Par Anthony, le 13-09-2012
Littérature et BD
Cet article fait partie de la série 'Rentrée littéraire 2012' composée de 8 articles. Playlist Society fait sa rentrée littéraire 2012. Voir le sommaire de la série.

Les hommes s’inventent des mondes, imaginent un rôle de premier plan dans leurs propres petites utopies personnelles, puis, fatalement, confrontés à la réalité inexorable de leurs faiblesses et de forces qui leur sont supérieures, finissent par se laisser engloutir. Il en va ainsi des hommes comme du monde, gouvernés par des cycles qui portent en eux la naissance et la mort. Une sentence irrévocable pour les corps et les âmes.

Car, pour citer déjà la première phrase de Jérôme Ferrari dans son avant-dernier roman Un dieu un animal : « Bien sûr, les choses tournent mal ».

C’est à peu près en ces termes que le regard de Jérôme Ferrari se porte sur la nature humaine, roman après roman. A chaque fois, nous sommes prévenus : le suspense du dénouement n’a pas besoin d’être ménagé, car c’est l’enchaînement des événements qui nous y amènera qui fait l’objet chez Jérôme Ferrari d’une démonstration implacable. Et tout le plaisir vaguement masochiste de la lecture du Sermon sur la Chute de Rome réside en cette subtile et maudite mécanique.

D’abord, Marcel Antonetti. L’ancêtre, le grand-père corse. Un homme né sur les ruines de la guerre de 14-18, qui contemple dès le début du roman la seule photo de famille dont il dispose, une photo dont il est absent. Car il n’est pas encore né. La vie de Marcel se fondera sur le constat de cette absence, et malgré tous ses efforts pour embrasser le monde et y imposer sa propre existence, il n’y parviendra pas. A ses propres yeux, il restera cet enfant absent de la photo de famille… Le récit de la vie de Marcel ponctuera tout le roman et le clôturera, confirmant le propos des 200 pages précédentes…

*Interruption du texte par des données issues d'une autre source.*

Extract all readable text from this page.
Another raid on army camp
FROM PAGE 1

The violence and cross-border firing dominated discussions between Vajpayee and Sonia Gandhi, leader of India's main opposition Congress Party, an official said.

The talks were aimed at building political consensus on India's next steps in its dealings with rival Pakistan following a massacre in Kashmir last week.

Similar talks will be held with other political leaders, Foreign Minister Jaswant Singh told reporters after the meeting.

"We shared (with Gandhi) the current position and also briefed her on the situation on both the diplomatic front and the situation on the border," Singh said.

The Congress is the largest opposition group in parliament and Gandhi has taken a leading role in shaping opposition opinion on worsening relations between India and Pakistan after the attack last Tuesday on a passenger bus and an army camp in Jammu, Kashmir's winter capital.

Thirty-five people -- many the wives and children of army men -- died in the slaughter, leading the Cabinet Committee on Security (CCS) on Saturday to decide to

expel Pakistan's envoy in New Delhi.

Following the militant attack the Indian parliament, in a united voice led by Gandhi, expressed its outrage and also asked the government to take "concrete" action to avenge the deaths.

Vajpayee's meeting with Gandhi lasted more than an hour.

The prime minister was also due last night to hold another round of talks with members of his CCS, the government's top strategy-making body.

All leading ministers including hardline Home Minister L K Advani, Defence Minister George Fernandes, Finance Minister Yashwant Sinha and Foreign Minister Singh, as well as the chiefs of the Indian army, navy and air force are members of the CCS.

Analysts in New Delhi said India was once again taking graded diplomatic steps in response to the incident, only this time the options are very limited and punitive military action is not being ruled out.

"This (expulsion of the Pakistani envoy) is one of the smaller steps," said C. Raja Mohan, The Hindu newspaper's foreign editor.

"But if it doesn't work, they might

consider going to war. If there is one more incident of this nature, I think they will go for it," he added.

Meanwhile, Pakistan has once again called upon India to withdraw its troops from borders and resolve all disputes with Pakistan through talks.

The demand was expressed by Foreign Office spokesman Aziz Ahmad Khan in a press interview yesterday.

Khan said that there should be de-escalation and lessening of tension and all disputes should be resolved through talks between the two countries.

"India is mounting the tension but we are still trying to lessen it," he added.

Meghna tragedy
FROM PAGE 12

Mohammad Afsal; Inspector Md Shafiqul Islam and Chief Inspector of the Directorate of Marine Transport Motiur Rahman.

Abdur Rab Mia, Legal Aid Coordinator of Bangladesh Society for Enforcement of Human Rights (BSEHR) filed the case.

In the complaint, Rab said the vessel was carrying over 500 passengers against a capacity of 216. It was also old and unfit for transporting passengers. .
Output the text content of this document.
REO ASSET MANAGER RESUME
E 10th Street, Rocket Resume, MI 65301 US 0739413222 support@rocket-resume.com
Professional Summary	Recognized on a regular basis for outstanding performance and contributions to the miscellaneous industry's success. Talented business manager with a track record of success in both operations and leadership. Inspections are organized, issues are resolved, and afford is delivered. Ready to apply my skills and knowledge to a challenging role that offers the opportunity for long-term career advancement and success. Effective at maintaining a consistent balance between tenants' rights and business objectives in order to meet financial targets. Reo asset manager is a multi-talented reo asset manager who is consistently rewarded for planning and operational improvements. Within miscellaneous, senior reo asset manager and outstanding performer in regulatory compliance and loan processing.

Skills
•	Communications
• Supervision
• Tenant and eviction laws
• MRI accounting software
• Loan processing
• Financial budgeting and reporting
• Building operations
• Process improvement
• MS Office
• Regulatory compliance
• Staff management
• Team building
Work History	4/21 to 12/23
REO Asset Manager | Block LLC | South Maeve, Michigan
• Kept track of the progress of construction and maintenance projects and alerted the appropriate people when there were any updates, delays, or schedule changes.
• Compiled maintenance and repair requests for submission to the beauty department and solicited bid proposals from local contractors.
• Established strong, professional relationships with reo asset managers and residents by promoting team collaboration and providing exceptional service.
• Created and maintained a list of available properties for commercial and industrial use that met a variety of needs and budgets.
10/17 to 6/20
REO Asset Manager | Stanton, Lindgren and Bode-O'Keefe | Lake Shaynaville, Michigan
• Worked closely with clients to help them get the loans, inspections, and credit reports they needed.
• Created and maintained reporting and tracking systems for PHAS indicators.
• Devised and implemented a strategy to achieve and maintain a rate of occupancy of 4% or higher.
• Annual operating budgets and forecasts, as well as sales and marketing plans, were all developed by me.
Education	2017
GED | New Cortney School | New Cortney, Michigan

Ensuite, Matthieu, le petit-fils de Marcel, et son ami Libero, partis eux aussi conquérir le monde en poursuivant des études de philosophie à Paris. Libero y consacre son mémoire de master à Saint Augustin, tandis que Matthieu s’intéresse à Leibniz. Leibniz… Vieille connaissance des fiches de révision du Bac Français, cet Allemand, couteau suisse du savoir occidental du XVIIème siècle, fût caricaturé par Voltaire dans Candide sous les traits de Pangloss et affublé de cette inénarrable  maxime : « Tout est au mieux dans le meilleur des mondes possibles ». Cette précision, discrètement apportée sur Matthieu en début de texte, prendra plus tard une signification malicieuse.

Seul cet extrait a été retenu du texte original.